Methods versus Principles

Whenever someone talks about “doing fundraising” they are almost always making a reference to the methods, the mechanics, of raising philanthropic revenue.

Action is essential. No doubt about it.

Yet. . .

Action alone. Action disconnected from the controlling principles.  Action without reference to context.

That’s when things go astray.

Last week, I was speaking with an executive of an established, well-respected organization.

During our conversation, I learned a lot.

First, that their fundraising program was currently focused on only one-segment of their potential constituency.  And they were employing one primary method of outreach.

They want to grow and expand their reach.  They want to raise a LOT more funds which are sustainable.  To do so will require significant retooling of their current efforts.

This is where it gets dicey.

They’re in the process of making a couple of major technology platform decisions.  But. . . they’ve not yet determined just what they want their long-term outcomes to be.

The assumption is that the technology will get them there and “sort things out.”

Uh, no.

If you remember nothing else, I say, remember this:  technology platforms and other tools are just that. Tools.  They are never “solutions’ despite how they are often presented.
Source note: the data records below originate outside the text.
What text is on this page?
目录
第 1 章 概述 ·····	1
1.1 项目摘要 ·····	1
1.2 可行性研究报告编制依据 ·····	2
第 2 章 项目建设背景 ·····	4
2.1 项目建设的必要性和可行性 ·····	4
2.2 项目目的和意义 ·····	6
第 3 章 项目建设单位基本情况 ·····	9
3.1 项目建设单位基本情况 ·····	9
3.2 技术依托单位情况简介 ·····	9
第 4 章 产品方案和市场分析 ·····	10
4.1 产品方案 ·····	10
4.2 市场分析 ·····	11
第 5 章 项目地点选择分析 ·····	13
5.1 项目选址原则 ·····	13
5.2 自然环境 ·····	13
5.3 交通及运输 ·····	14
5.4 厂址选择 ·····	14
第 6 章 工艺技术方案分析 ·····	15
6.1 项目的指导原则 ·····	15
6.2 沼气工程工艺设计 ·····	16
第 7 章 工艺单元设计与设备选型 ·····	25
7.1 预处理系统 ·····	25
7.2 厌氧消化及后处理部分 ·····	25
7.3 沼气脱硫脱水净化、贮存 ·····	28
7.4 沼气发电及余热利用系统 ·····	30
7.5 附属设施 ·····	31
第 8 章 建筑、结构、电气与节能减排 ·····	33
Principles trump methods every time.  Methods and tools should always be chosen with an understanding of the principles operating filtered through the particular paradigm of your ministry.

Yes, there are principles that govern philanthropy.  Truisms that never vary.  Neither time, nor place, nor situation.

I call these The Eight Principles®.   Every high-performing fundraising program operates tightly within these.  Even if they don’t know they’re doing so.

When you know and live the principles in your organization, choosing methods and tools becomes straight forward.

Culture—healthy or otherwise—trumps methods/technology/tools every time.

When your nonprofit has a culture built on the principles, you experience transformational growth.